Chuck Crow / The Plain DealerThe Indians are counting on having Jake Westbrook, who hasn’t pitched in the big leagues since having elbow surgery in June 2008, to fill a spot in their starting rotation in 2010.

They developed two Cy Young winners and traded them. Sabathia and Lee aren’t coming back and free agent John Lackey is not on their radar screen. The only way this rotation is going to improve on last year’s 45-73 record is for Jake Westbrook’s right elbow to heal and Fausto Carmona to remember how he won 19 games in 2007. If that miracle takes place, there are still three spots to fill.

The Indians have enough bodies to do it in David Huff, Jeremy Sowers, Aaron Laffey, Justin Masterson, Carlos Carrasco and Hector Rondon, but there is no safety in these numbers. Huff won 11 games as a rookie, so he has a chance. Sowers is out of options and may be running out of chances. As GM Mark Shapiro said after the season, “Sowers is in our plans until he’s not in our plans.” Masterson still might be better suited for the bullpen and Carrasco and Rondon need more time at Class AAA.

The Indians could improve the situation with the right trade. But after two years of fire sales, there aren’t many attractive players left. Grady Sizemore would create interest despite recovering from elbow and groin surgery, but surely the Indians have irritated their fans enough for the time being. Closer Kerry Wood might make sense to a contender, depending on how much of his $10.5 million salary the Indians would pay.

There would be a rush for Asdrubal Cabrera and Shin-Soo Choo, but they aren’t going anywhere. They’re the Indians’ favorite kind of players — young, talented and cheap.

The Indians might be able to find pitching help in the second or third tier of free agency. But how much money they have to shop with is on a player-by-player basis. Shapiro has to make his case to Larry and Paul Dolan and wait for their answer.

In ownership’s defense, Travis Hafner, Wood and Westbrook, representing three of the times they said yes, will make a combined $33 million next season on a payroll likely to drop sharply from last year’s total of $81 million. Hafner and Westbrook haven’t been healthy for two seasons and Wood was underused and inconsistent last season.

The bullpen is as tangled as the rotation. Wood would be a good anchor if he’s not traded and gets consistent work. Chris Perez and Tony Sipp showed promise as set-up men, but Rafael Perez and Jensen Lewis need bounce-back seasons. They hurt the pen considerably last year.

Chuck Crow / The Plain DealerTony Sipp was a bright spot in the Tribe pen last season. In 46 appearances, Sipp was 2-0 with a 2.92 ERA, striking out 48 batters and walking 25 in 40 innings.

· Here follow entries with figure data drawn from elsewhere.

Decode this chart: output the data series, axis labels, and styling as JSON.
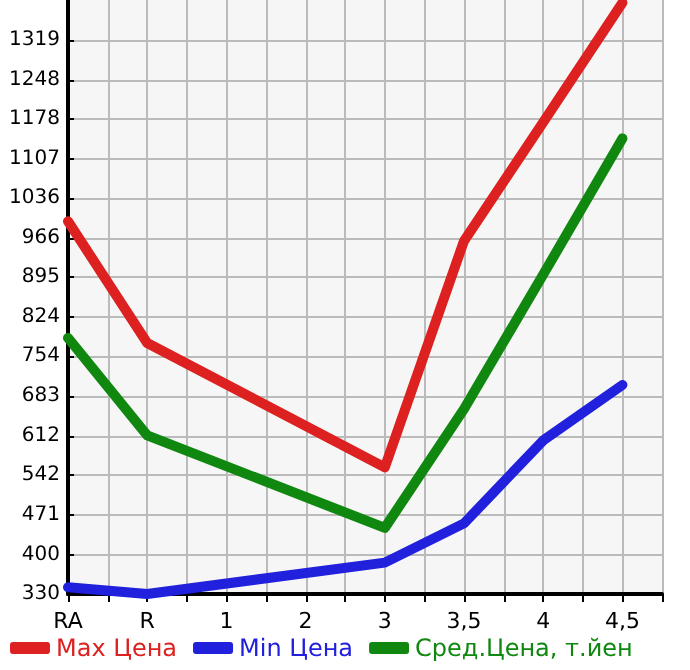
{
  "chart_data": {
    "type": "line",
    "categories": [
      "RA",
      "R",
      "1",
      "2",
      "3",
      "3,5",
      "4",
      "4,5"
    ],
    "series": [
      {
        "name": "Max Цена",
        "color": "#dd2020",
        "values": [
          995,
          778,
          null,
          null,
          556,
          960,
          1172,
          1385
        ]
      },
      {
        "name": "Min Цена",
        "color": "#2020dd",
        "values": [
          342,
          330,
          null,
          null,
          386,
          456,
          604,
          703
        ]
      },
      {
        "name": "Сред.Цена, т.йен",
        "color": "#108810",
        "values": [
          787,
          613,
          null,
          null,
          448,
          660,
          900,
          1143
        ]
      }
    ],
    "ylim": [
      330,
      1390
    ],
    "yticks": [
      330,
      400,
      471,
      542,
      612,
      683,
      754,
      824,
      895,
      966,
      1036,
      1107,
      1178,
      1248,
      1319
    ],
    "grid": true,
    "legend": "bottom",
    "marker": "none"
  }
}
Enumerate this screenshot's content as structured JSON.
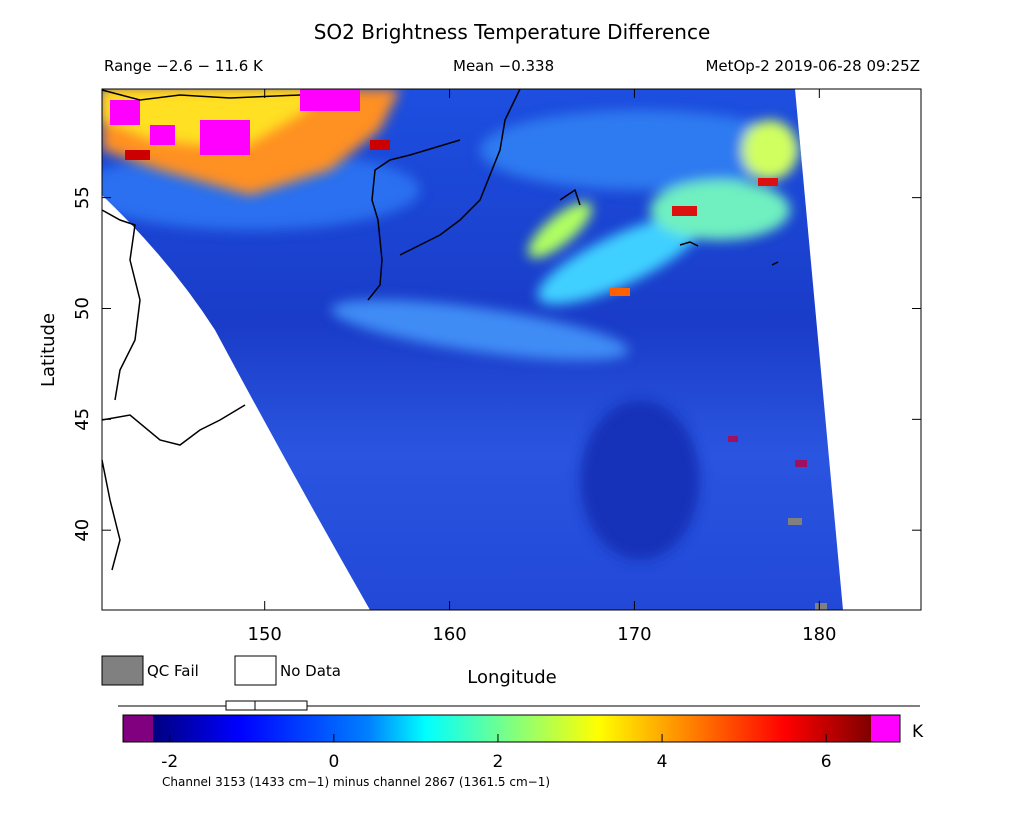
{
  "title": "SO2 Brightness Temperature Difference",
  "info": {
    "range": "Range −2.6 − 11.6 K",
    "mean": "Mean −0.338",
    "satellite": "MetOp-2 2019-06-28 09:25Z"
  },
  "map": {
    "xlabel": "Longitude",
    "ylabel": "Latitude",
    "xlim": [
      141.2,
      185.5
    ],
    "ylim": [
      36.4,
      59.9
    ],
    "xticks": [
      150,
      160,
      170,
      180
    ],
    "yticks": [
      40,
      45,
      50,
      55
    ]
  },
  "legend": {
    "qc_fail": "QC Fail",
    "no_data": "No Data"
  },
  "colorbar": {
    "lim": [
      -2.57,
      6.9
    ],
    "ticks": [
      -2,
      0,
      2,
      4,
      6
    ],
    "unit": "K",
    "caption": "Channel 3153 (1433 cm−1) minus channel 2867 (1361.5 cm−1)"
  }
}
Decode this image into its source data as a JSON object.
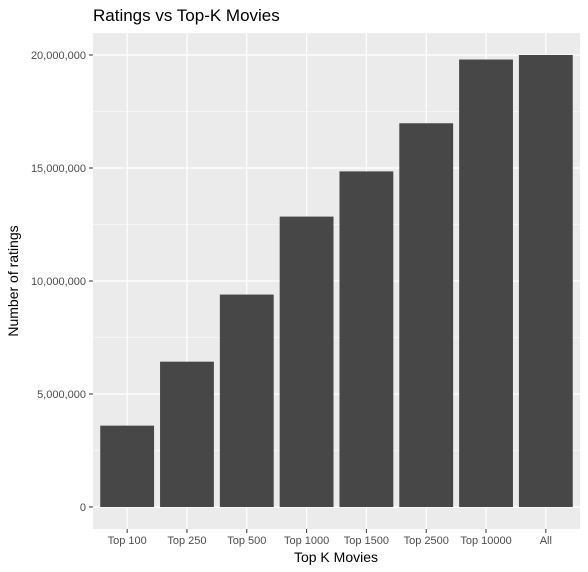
{
  "chart_data": {
    "type": "bar",
    "title": "Ratings vs Top-K Movies",
    "xlabel": "Top K Movies",
    "ylabel": "Number of ratings",
    "categories": [
      "Top 100",
      "Top 250",
      "Top 500",
      "Top 1000",
      "Top 1500",
      "Top 2500",
      "Top 10000",
      "All"
    ],
    "values": [
      3600000,
      6430000,
      9400000,
      12850000,
      14850000,
      16980000,
      19800000,
      20000000
    ],
    "ylim": [
      0,
      20000000
    ],
    "yticks": [
      0,
      5000000,
      10000000,
      15000000,
      20000000
    ],
    "ytick_labels": [
      "0",
      "5,000,000",
      "10,000,000",
      "15,000,000",
      "20,000,000"
    ],
    "grid": true,
    "legend": "none",
    "colors": {
      "bar": "#474747",
      "panel_background": "#ebebeb",
      "grid": "#ffffff",
      "tick_label": "#4d4d4d",
      "tick_mark": "#333333"
    }
  }
}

Regarding the position players, the Indians are looking to add an infielder and, perhaps, a first baseman. They’re hoping new manager Manny Acta can get a good year out of third baseman Jhonny Peralta, who drove in 83 runs last year but rarely looked like he was enjoying himself. Peralta wasn’t happy about losing his job at short and his frosty relationship with former manager Eric Wedge didn’t help matters.

A return to health by Sizemore, Cabrera (right elbow) and first baseman/outfielder Matt LaPorta (left toe, left hip) will help the Tribe. LaPorta is the only one who may miss the start of the regular season. If the Indians find the right kind of first baseman, look for LaPorta to move to left field, which could make it tough for Michael Brantley to make the Opening Day roster.

Brantley played well in place of the injured Sizemore in September, but Shapiro went out of his way after the season to say he and LaPorta are guaranteed little when it comes to next year.

“Until we go through the off-season and we see what the alternatives are, and what we’re choosing between, I’m not going to commit spots to those guys,” said Shapiro.

On a team that is trying to reinvent itself after 97 losses, commitment should be in short supply.